A discussion regarding the newly released Federal Budget in Australia and the implications that the government’s plans for debt reduction will have on businesses and the economy. In an attempt to reduce government debt, higher taxes will be levied both upon businesses and consumers. Australia’s 5 largest banks will also face tax levies, which is expected to substantially help alleviate government debt. While some people seem to agree with the new budget that focuses on jobs and growths, others believe that it may choke retail sales and growth potential, while also putting businesses at higher risk of robbery and theft. The article raises a good question as to how best to reduce government debt without overtaxing businesses and stifling the economy.
Key Takeaways:
- Australian Retailers Association (ARA) executive director Russell Zimmerman said the retail industry welcomed some of the budget measures.

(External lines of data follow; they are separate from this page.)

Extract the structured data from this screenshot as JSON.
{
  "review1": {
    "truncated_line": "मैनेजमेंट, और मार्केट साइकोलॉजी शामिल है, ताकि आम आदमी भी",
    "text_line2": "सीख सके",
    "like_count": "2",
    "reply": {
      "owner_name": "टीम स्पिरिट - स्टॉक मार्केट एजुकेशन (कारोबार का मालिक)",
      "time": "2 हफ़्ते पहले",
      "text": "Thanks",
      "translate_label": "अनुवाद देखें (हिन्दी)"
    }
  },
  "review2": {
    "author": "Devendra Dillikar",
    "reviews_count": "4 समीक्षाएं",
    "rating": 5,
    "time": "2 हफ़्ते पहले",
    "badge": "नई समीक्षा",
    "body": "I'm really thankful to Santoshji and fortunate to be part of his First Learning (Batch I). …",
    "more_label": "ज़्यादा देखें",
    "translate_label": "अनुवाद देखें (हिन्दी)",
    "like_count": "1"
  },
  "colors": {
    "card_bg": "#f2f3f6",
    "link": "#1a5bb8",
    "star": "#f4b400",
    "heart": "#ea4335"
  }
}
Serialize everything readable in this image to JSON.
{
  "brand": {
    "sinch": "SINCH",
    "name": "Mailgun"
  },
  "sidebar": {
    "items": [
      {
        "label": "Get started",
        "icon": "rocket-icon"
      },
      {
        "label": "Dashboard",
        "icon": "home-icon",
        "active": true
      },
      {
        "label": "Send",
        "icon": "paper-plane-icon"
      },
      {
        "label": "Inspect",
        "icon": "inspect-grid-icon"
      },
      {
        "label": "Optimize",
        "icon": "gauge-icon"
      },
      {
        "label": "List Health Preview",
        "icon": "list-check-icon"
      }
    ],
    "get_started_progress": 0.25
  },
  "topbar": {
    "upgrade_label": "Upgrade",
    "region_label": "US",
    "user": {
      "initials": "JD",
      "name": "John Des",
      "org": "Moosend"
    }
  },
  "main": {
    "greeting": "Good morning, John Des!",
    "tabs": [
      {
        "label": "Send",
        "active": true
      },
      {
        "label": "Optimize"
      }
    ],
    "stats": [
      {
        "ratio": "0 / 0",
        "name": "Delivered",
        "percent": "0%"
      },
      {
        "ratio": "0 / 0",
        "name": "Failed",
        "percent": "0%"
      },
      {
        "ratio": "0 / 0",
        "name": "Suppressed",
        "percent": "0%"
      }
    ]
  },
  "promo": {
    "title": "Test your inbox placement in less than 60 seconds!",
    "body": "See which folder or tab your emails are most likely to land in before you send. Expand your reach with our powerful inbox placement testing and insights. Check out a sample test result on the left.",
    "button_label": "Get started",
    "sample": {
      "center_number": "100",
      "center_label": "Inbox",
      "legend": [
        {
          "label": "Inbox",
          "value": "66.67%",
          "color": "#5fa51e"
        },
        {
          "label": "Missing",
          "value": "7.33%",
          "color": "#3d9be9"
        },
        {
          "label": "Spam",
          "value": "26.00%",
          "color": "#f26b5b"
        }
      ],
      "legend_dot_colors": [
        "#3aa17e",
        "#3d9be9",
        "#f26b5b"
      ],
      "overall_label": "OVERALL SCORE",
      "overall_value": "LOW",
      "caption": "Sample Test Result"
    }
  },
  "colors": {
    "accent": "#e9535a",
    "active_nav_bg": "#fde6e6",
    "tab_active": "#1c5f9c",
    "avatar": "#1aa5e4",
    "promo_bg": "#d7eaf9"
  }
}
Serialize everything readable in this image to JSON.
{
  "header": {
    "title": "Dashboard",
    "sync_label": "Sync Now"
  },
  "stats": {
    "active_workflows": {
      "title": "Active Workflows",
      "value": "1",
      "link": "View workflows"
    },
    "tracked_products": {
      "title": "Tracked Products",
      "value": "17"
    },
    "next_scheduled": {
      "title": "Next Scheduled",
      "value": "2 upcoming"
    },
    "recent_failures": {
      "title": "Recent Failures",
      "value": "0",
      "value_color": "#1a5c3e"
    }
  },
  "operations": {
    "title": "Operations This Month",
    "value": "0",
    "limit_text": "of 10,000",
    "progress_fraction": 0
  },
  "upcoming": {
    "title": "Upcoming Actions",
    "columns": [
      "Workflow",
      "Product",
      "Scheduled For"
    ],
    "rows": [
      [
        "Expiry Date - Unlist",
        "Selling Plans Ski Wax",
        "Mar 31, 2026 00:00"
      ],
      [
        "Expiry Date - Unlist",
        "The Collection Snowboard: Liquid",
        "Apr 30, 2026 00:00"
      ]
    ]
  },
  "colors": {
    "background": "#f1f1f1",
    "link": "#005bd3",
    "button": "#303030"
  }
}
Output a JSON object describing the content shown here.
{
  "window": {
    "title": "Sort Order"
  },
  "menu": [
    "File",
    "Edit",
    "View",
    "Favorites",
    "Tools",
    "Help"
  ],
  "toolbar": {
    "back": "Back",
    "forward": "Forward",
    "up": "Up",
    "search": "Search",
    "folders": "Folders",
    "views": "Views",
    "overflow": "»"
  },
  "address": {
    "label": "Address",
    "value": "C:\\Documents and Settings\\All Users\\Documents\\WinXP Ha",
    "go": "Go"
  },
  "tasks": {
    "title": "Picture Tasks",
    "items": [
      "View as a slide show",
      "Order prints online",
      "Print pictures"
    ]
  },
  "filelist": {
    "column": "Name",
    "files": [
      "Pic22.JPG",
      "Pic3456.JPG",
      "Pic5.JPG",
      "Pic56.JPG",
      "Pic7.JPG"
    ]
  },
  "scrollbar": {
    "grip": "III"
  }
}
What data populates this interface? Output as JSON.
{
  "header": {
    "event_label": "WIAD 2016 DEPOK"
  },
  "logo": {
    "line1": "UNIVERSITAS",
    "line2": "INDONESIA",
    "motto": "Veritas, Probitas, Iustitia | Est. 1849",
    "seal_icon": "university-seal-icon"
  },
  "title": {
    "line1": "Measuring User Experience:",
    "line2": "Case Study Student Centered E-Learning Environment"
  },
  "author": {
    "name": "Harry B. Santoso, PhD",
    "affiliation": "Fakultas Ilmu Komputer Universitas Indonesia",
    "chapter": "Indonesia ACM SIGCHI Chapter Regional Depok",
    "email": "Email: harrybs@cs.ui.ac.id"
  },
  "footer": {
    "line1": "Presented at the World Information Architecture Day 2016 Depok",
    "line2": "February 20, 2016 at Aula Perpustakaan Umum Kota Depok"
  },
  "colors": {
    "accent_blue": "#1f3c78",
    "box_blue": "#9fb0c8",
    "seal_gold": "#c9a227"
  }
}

- The ARA maintained that a levy on Australia’s five biggest banks, as well as stricter regulation, will reduce Australian debt and hopefully stimulate a return to surplus.
- Stakeholders in the FMCG sector will be among those subjected to the Skilling Australians Fund levy, which will charge businesses for employing foreign workers on certain skilled visas.
“Stakeholders in the FMCG sector will be among those subjected to the Skilling Australians Fund levy, which will charge businesses for employing foreign workers on certain skilled visas.”